The damaging allegations could prove highly embarrassing for Angela Merkel and expose her to charges of hypocrisy over her outrage in 2013, when it emerged that the US had tapped her mobile phone. At that time, the German chancellor famously declared that “spying among friends is not on”.
But according to new allegations published in Der Spiegel magazine, Germany’s BND intelligence service carried out electronic surveillance on the US government from 1998 to 2006.
Targets included phones, fax machines and computers in the White House, State Department and the US Treasury. They also included the US military, private defence contractors such as Lockheed Martin, and Nasa.

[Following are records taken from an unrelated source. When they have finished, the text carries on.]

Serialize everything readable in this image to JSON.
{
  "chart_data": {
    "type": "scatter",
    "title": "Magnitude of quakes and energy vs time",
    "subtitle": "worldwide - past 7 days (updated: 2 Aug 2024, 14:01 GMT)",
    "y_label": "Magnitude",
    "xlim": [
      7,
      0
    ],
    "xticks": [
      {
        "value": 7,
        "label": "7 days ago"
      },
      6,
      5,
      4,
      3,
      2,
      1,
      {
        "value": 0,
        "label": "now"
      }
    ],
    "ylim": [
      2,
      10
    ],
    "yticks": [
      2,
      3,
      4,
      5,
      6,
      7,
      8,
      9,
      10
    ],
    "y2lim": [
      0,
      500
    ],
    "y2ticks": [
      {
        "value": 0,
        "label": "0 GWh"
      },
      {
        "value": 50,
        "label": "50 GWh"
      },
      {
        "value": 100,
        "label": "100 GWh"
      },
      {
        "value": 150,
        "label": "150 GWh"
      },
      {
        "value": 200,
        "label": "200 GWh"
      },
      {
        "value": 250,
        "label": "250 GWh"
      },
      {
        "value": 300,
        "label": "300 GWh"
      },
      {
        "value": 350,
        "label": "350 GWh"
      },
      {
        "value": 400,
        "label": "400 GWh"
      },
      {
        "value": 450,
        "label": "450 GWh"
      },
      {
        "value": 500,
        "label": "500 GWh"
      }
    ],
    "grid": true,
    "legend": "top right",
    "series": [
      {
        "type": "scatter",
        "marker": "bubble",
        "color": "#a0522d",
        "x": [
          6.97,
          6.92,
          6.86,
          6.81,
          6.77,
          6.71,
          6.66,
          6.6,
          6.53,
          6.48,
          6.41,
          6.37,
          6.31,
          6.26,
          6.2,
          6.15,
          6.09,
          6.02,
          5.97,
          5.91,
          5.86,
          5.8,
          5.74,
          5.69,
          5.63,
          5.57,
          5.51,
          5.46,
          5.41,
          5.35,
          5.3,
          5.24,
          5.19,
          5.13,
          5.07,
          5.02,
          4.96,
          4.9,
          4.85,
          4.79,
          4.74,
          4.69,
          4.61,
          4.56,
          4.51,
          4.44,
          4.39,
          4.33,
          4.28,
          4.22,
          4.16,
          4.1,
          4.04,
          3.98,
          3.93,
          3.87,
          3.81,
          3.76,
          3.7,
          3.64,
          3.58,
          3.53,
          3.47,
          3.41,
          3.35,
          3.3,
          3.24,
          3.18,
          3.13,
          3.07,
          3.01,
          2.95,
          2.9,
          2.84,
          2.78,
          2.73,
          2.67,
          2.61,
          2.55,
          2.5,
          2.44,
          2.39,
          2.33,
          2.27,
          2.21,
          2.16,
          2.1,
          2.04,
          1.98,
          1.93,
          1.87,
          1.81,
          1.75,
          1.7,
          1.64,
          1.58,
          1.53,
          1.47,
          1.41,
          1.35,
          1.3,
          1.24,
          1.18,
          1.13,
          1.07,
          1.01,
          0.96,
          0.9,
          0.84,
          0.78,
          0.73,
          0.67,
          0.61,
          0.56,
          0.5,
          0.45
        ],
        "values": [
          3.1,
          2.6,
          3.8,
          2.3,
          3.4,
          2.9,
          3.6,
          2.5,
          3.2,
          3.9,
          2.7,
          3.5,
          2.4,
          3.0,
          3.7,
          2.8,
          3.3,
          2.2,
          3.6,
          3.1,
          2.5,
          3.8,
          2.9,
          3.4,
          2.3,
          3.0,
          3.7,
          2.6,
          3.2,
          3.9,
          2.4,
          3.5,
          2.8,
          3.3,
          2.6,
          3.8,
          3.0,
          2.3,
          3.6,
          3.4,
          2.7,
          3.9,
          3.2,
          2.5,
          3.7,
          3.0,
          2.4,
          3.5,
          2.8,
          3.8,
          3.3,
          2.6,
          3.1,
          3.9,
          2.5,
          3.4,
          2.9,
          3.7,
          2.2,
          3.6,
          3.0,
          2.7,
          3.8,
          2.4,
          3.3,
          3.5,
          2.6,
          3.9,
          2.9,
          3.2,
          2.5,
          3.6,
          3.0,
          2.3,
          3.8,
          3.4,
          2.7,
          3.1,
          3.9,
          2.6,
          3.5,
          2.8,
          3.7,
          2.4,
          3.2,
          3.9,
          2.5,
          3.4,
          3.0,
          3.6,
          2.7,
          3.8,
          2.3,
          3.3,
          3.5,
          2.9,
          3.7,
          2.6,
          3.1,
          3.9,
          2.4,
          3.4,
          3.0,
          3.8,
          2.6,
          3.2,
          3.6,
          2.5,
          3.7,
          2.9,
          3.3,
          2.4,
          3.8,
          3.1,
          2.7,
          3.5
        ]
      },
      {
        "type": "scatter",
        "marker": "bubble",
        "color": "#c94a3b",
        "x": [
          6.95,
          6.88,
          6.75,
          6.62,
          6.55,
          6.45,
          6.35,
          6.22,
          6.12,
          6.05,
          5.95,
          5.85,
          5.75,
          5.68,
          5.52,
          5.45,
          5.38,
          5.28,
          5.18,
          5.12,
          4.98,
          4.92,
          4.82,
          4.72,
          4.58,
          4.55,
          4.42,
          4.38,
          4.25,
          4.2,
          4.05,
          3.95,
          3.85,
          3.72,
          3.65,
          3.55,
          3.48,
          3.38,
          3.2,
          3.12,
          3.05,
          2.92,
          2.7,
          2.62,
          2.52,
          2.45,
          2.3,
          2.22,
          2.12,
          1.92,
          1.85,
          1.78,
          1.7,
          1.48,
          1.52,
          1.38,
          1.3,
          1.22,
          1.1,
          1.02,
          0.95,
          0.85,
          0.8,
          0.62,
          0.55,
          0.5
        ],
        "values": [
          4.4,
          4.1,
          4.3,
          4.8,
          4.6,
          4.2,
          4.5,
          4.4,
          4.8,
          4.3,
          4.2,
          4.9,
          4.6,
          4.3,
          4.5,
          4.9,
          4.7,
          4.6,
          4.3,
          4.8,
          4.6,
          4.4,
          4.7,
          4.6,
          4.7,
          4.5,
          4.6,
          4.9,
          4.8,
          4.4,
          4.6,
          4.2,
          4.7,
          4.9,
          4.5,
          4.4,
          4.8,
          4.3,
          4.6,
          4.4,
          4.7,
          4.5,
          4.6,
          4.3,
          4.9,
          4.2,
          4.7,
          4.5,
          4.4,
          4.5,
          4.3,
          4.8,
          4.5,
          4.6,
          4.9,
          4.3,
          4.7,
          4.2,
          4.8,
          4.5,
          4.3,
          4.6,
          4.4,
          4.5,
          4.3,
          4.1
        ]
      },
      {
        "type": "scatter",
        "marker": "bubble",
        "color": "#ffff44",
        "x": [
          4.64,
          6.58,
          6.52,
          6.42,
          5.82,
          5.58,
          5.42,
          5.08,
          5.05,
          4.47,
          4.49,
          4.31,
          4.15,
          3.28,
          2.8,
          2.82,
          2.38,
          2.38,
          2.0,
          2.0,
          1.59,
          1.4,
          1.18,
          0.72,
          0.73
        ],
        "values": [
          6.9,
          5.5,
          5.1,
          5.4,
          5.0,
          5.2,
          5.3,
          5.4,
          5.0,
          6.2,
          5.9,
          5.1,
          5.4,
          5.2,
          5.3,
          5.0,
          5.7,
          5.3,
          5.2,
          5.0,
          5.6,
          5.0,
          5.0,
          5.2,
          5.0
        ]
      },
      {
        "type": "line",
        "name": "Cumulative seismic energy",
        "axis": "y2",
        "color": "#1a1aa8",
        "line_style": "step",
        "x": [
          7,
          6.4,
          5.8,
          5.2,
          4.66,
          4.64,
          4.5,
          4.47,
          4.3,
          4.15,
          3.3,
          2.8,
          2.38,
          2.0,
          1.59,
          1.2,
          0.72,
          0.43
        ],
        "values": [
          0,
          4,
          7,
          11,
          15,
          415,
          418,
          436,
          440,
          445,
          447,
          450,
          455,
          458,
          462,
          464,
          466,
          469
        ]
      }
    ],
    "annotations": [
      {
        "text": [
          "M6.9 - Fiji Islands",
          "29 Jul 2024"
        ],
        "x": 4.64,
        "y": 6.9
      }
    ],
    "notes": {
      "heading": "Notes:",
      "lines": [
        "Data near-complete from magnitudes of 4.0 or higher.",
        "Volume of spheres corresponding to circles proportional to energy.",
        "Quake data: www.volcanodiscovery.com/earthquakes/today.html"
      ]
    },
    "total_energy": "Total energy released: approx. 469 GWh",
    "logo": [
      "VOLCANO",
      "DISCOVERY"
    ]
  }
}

Der Spiegel claimed it had seen a list of so-called “selectors” – telephone and fax numbers and email addresses that the BND was covertly monitoring. Among them were 4,000 targets in the US including government departments, foreign embassies and international organisations such as the International Monetary Fund and the Arab League.
Military targets included the US Air Force and Marine Corps, and the Defence Intelligence Agency.
It is claimed the BND also spied on NGOS, including the New York-based organisation Human Rights Watch.
Der Spiegel said it was not clear if surveillance continued after 2006, as it had not seen records for later dates. Mrs Merkel became German chancellor in November 2005.
Neither the BND nor the government have commented on the allegations, which are the latest in a series to rock Germany’s spying establishment.
Bruno Kahl, who took over as head of the BND a year ago with a brief to clean up the agency’s reputation, has declined to comment on past spying. “The question of who the BND is allowed to monitor and who it is not, will not only be subject to more stringent rules in future, but also to very extensive control,” he told the magazine, whose claims come a week before a German parliamentary inquiry into spying is due to present its final report.
The so-called “NSA Committee” was originally set up to investigate foreign spying in Germany after disclosures by Edward Snowden, the National Security Agency whistle-blower.
However, the committee has found itself increasingly investigating German intelligence after it emerged in 2015 that the BND had spied on Germany’s European allies on the NSA’S behalf. Later, it emerged the BND spied on the US and several EU allies on its own initiative as recently as 2013.
The disclosures throw Mrs Merkel’s 2013 call for a “no-spying agreement” with the US into a new light. Berlin has since drawn up new rules for who and what the BND is allowed to spy on.
Der Spiegel claims the MPS’ inquiry is so divided, its final report will have two separate sets of conclusions, by both government and opposition members.